By Noah Beaver
What do you think of when someone says ‘animation’? Perhaps you’ll imagine the cartoonish, yet realistic characters in Pixar. Or maybe the goofy and fluid Princesses and animal sidekicks of Disney. If you don’t get invited to a lot of parties, you’ll likely think of the giant eyed, small skirted, badly dubbed girls and boys of Japanese cartoons. But there’s one country that differs far from America and Japan, the only one that’s still trying to keep the fluid 2d animation alive even today. This is one of the best movies from that country with some of the best animators, France’s Triplets of Belleville.
Though the plot is simple, it’s unpredictable, stop me if you’ve heard this one before: A grandma buys her son a bike. Years later, he becomes a professional bike racer. He then becomes kidnaped by the French mafia, who ship him over to New York, New York (which looks more like Montreal with horrifically morbidly obese people), so that they can make him race against other bikers against his will for gambling. His grandma and her dog follow the kidnappers to America, where they find the grandmas favorite (and old) musical stars, the Triplets of Belleville.

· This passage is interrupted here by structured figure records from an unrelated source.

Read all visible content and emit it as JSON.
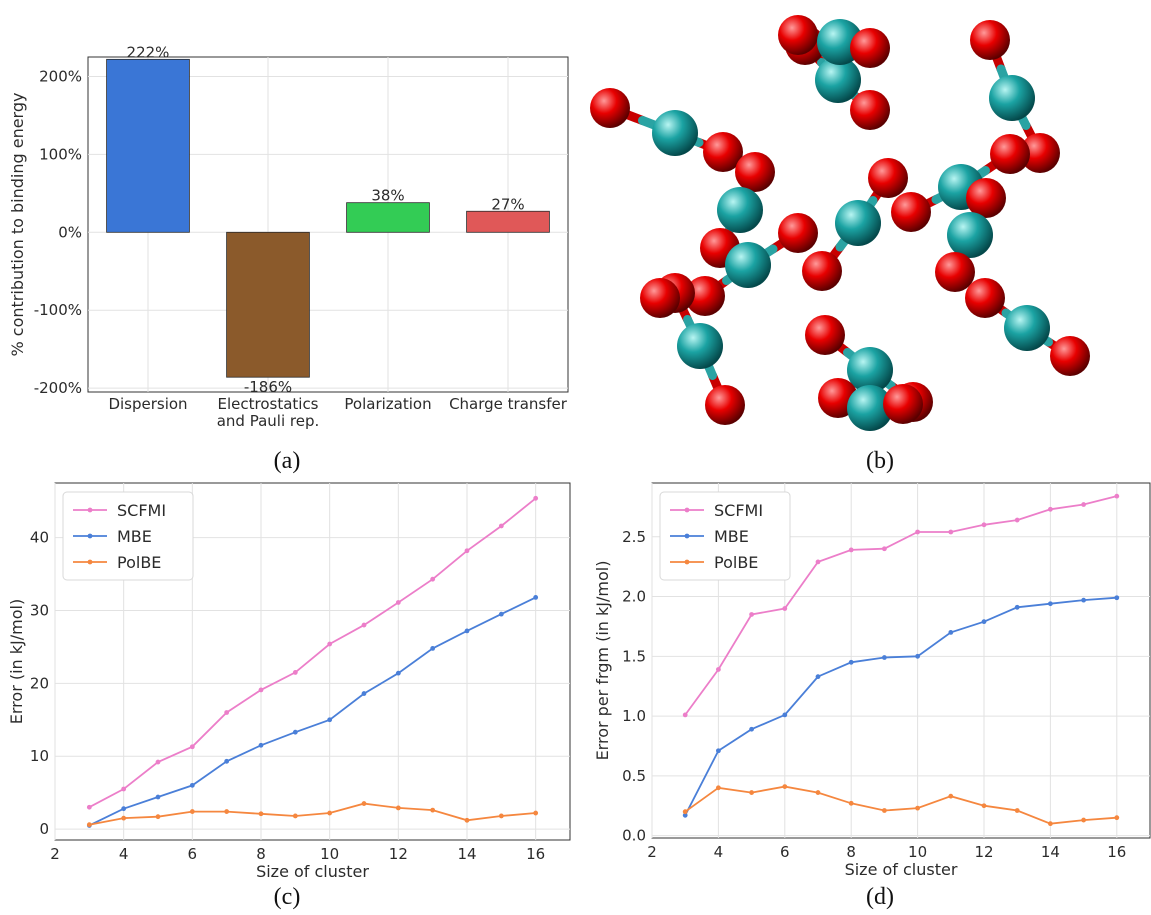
{
  "captions": {
    "a": "(a)",
    "b": "(b)",
    "c": "(c)",
    "d": "(d)"
  },
  "colors": {
    "dispersion": "#3a76d6",
    "electrostatics": "#8b5a2b",
    "polarization": "#33cc55",
    "charge_transfer": "#e05858",
    "scfmi": "#ec7ec9",
    "mbe": "#4a7fd8",
    "polbe": "#f5873f",
    "carbon": "#1ba3a3",
    "oxygen": "#e80000",
    "bond_c": "#2aa3a3",
    "bond_o": "#c80000"
  },
  "chart_data": [
    {
      "id": "a",
      "type": "bar",
      "categories": [
        "Dispersion",
        "Electrostatics\nand Pauli rep.",
        "Polarization",
        "Charge transfer"
      ],
      "values": [
        222,
        -186,
        38,
        27
      ],
      "value_labels": [
        "222%",
        "-186%",
        "38%",
        "27%"
      ],
      "title": "",
      "xlabel": "",
      "ylabel": "% contribution to binding energy",
      "ylim": [
        -205,
        225
      ],
      "yticks": [
        -200,
        -100,
        0,
        100,
        200
      ],
      "ytick_labels": [
        "-200%",
        "-100%",
        "0%",
        "100%",
        "200%"
      ],
      "grid": true
    },
    {
      "id": "c",
      "type": "line",
      "x": [
        3,
        4,
        5,
        6,
        7,
        8,
        9,
        10,
        11,
        12,
        13,
        14,
        15,
        16
      ],
      "series": [
        {
          "name": "SCFMI",
          "values": [
            3.0,
            5.5,
            9.2,
            11.3,
            16.0,
            19.1,
            21.5,
            25.4,
            28.0,
            31.1,
            34.3,
            38.2,
            41.6,
            45.4
          ]
        },
        {
          "name": "MBE",
          "values": [
            0.5,
            2.8,
            4.4,
            6.0,
            9.3,
            11.5,
            13.3,
            15.0,
            18.6,
            21.4,
            24.8,
            27.2,
            29.5,
            31.8
          ]
        },
        {
          "name": "PolBE",
          "values": [
            0.6,
            1.5,
            1.7,
            2.4,
            2.4,
            2.1,
            1.8,
            2.2,
            3.5,
            2.9,
            2.6,
            1.2,
            1.8,
            2.2
          ]
        }
      ],
      "title": "",
      "xlabel": "Size of cluster",
      "ylabel": "Error (in kJ/mol)",
      "xlim": [
        2,
        17
      ],
      "ylim": [
        -1.5,
        47.5
      ],
      "xticks": [
        2,
        4,
        6,
        8,
        10,
        12,
        14,
        16
      ],
      "yticks": [
        0,
        10,
        20,
        30,
        40
      ],
      "grid": true,
      "legend": "top-left"
    },
    {
      "id": "d",
      "type": "line",
      "x": [
        3,
        4,
        5,
        6,
        7,
        8,
        9,
        10,
        11,
        12,
        13,
        14,
        15,
        16
      ],
      "series": [
        {
          "name": "SCFMI",
          "values": [
            1.01,
            1.39,
            1.85,
            1.9,
            2.29,
            2.39,
            2.4,
            2.54,
            2.54,
            2.6,
            2.64,
            2.73,
            2.77,
            2.84
          ]
        },
        {
          "name": "MBE",
          "values": [
            0.17,
            0.71,
            0.89,
            1.01,
            1.33,
            1.45,
            1.49,
            1.5,
            1.7,
            1.79,
            1.91,
            1.94,
            1.97,
            1.99
          ]
        },
        {
          "name": "PolBE",
          "values": [
            0.2,
            0.4,
            0.36,
            0.41,
            0.36,
            0.27,
            0.21,
            0.23,
            0.33,
            0.25,
            0.21,
            0.1,
            0.13,
            0.15
          ]
        }
      ],
      "title": "",
      "xlabel": "Size of cluster",
      "ylabel": "Error per frgm (in kJ/mol)",
      "xlim": [
        2,
        17
      ],
      "ylim": [
        -0.02,
        2.95
      ],
      "xticks": [
        2,
        4,
        6,
        8,
        10,
        12,
        14,
        16
      ],
      "yticks": [
        0.0,
        0.5,
        1.0,
        1.5,
        2.0,
        2.5
      ],
      "grid": true,
      "legend": "top-left"
    }
  ]
}
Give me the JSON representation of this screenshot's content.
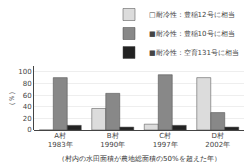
{
  "chart_data": {
    "type": "bar",
    "categories": [
      "A村\n1983年",
      "B村\n1990年",
      "C村\n1997年",
      "D村\n2002年"
    ],
    "series": [
      {
        "name": "□耐冷性：豊稲12号に相当",
        "color": "#dcdcdc",
        "values": [
          0,
          37,
          10,
          90
        ]
      },
      {
        "name": "■耐冷性：豊稲10号に相当",
        "color": "#888888",
        "values": [
          90,
          63,
          95,
          30
        ]
      },
      {
        "name": "■耐冷性：空育131号に相当",
        "color": "#222222",
        "values": [
          8,
          5,
          8,
          5
        ]
      }
    ],
    "ylabel": "（％）",
    "ylim": [
      0,
      110
    ],
    "yticks": [
      0,
      20,
      40,
      60,
      80,
      100
    ],
    "grid": true,
    "legend": "upper right",
    "annotations": [
      "（村内の水田面積が農地総面積の50%を超えた年）"
    ]
  }
}
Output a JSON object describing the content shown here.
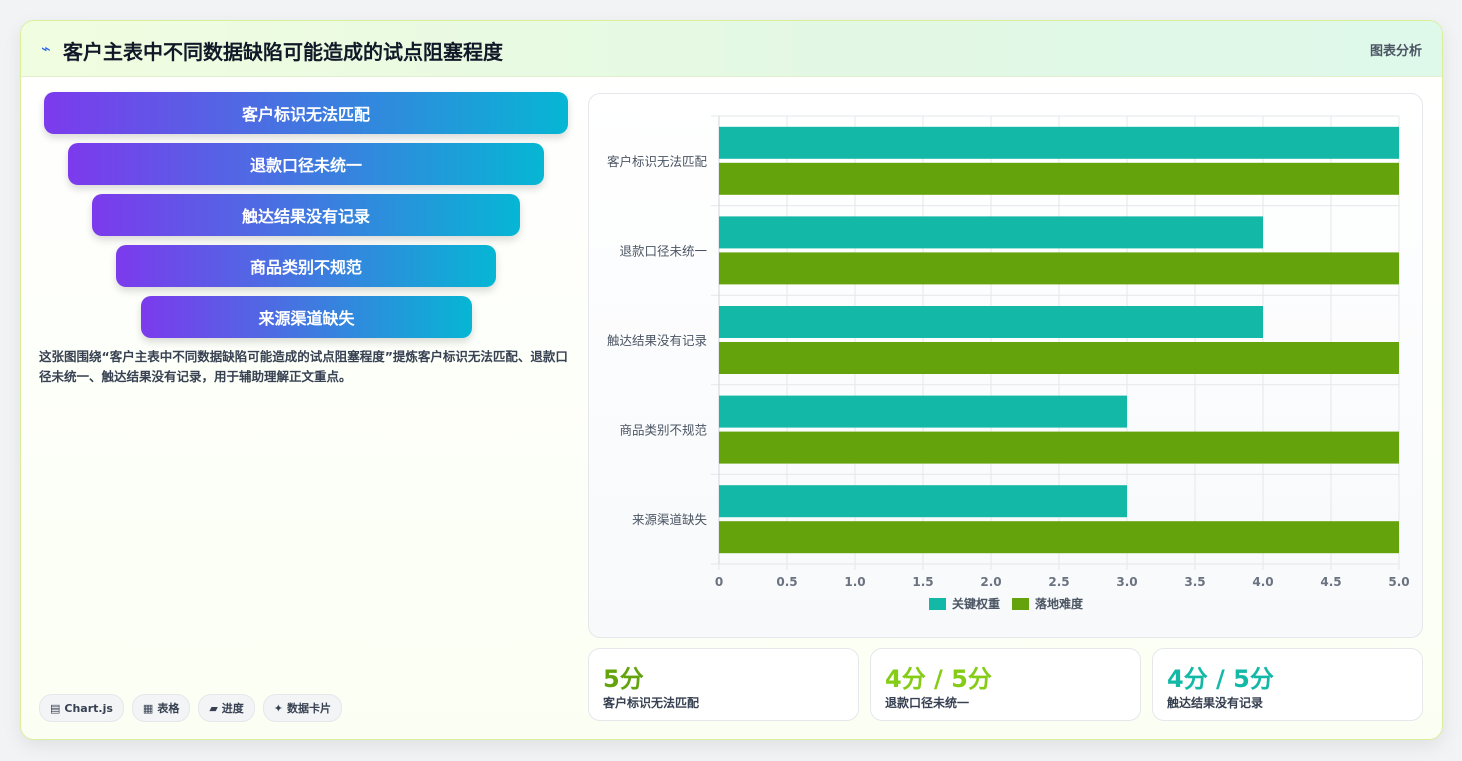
{
  "header": {
    "icon": "chart-icon",
    "title": "客户主表中不同数据缺陷可能造成的试点阻塞程度",
    "action_label": "图表分析"
  },
  "funnel": {
    "items": [
      "客户标识无法匹配",
      "退款口径未统一",
      "触达结果没有记录",
      "商品类别不规范",
      "来源渠道缺失"
    ]
  },
  "description": "这张图围绕“客户主表中不同数据缺陷可能造成的试点阻塞程度”提炼客户标识无法匹配、退款口径未统一、触达结果没有记录，用于辅助理解正文重点。",
  "tags": [
    {
      "icon": "chart-icon",
      "glyph": "▤",
      "label": "Chart.js"
    },
    {
      "icon": "table-icon",
      "glyph": "▦",
      "label": "表格"
    },
    {
      "icon": "progress-icon",
      "glyph": "▰",
      "label": "进度"
    },
    {
      "icon": "sparkle-icon",
      "glyph": "✦",
      "label": "数据卡片"
    }
  ],
  "stats": [
    {
      "value": "5分",
      "label": "客户标识无法匹配",
      "color": "#65a30d"
    },
    {
      "value": "4分 / 5分",
      "label": "退款口径未统一",
      "color": "#84cc16"
    },
    {
      "value": "4分 / 5分",
      "label": "触达结果没有记录",
      "color": "#14b8a6"
    }
  ],
  "chart_data": {
    "type": "bar",
    "orientation": "horizontal",
    "categories": [
      "客户标识无法匹配",
      "退款口径未统一",
      "触达结果没有记录",
      "商品类别不规范",
      "来源渠道缺失"
    ],
    "series": [
      {
        "name": "关键权重",
        "values": [
          5,
          4,
          4,
          3,
          3
        ],
        "color": "#14b8a6"
      },
      {
        "name": "落地难度",
        "values": [
          5,
          5,
          5,
          5,
          5
        ],
        "color": "#65a30d"
      }
    ],
    "xlim": [
      0,
      5
    ],
    "ticks": [
      "0",
      "0.5",
      "1.0",
      "1.5",
      "2.0",
      "2.5",
      "3.0",
      "3.5",
      "4.0",
      "4.5",
      "5.0"
    ],
    "grid": true,
    "legend": "bottom"
  }
}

To summarize this movies art style seems impossible, the closest I can compare it to is vintage cartoons such Felix the Cat and Betty Boop, suggested by the fluidity of the animation and the intro of the movie that pays homage to those tunes, as well as the fact that the technology used in the film suggests that it takes place sometimes in the 30’s, when those cartoons were popular.
The music isn’t epic, nor is it simple. It’s classical, paying homage to French Music, the main attractions are the scenes where the characters play tunes using household objects, a genre called Found Music.
The visuals are unlike anything else, one can’t help but laugh, because even the most minor characters have been drawn with the most amazing proportions, so much that they’ll always remain in your mind. Take this snooty French waiter for example:
His eyes are always closed, his head is always closer to his butt then his chest (really, his upper torso should have broken off long ago), and he only has 2 minutes of screen time. And that’s part of the beauty of the film, every single character leaves an impression, no matter how insignificant. That makes this movie eerie, not weird, though the visuals are unlike anything I’ve ever seen, the plot is easy to understand even without dialogue, calling it weird would be an evasion.
If you like animation, watch it. If you think animation is only for kids, watch it. If you think originality is dead, watch it. You’ll laugh, you’ll cry, and you’ll also wish more people would make films like this.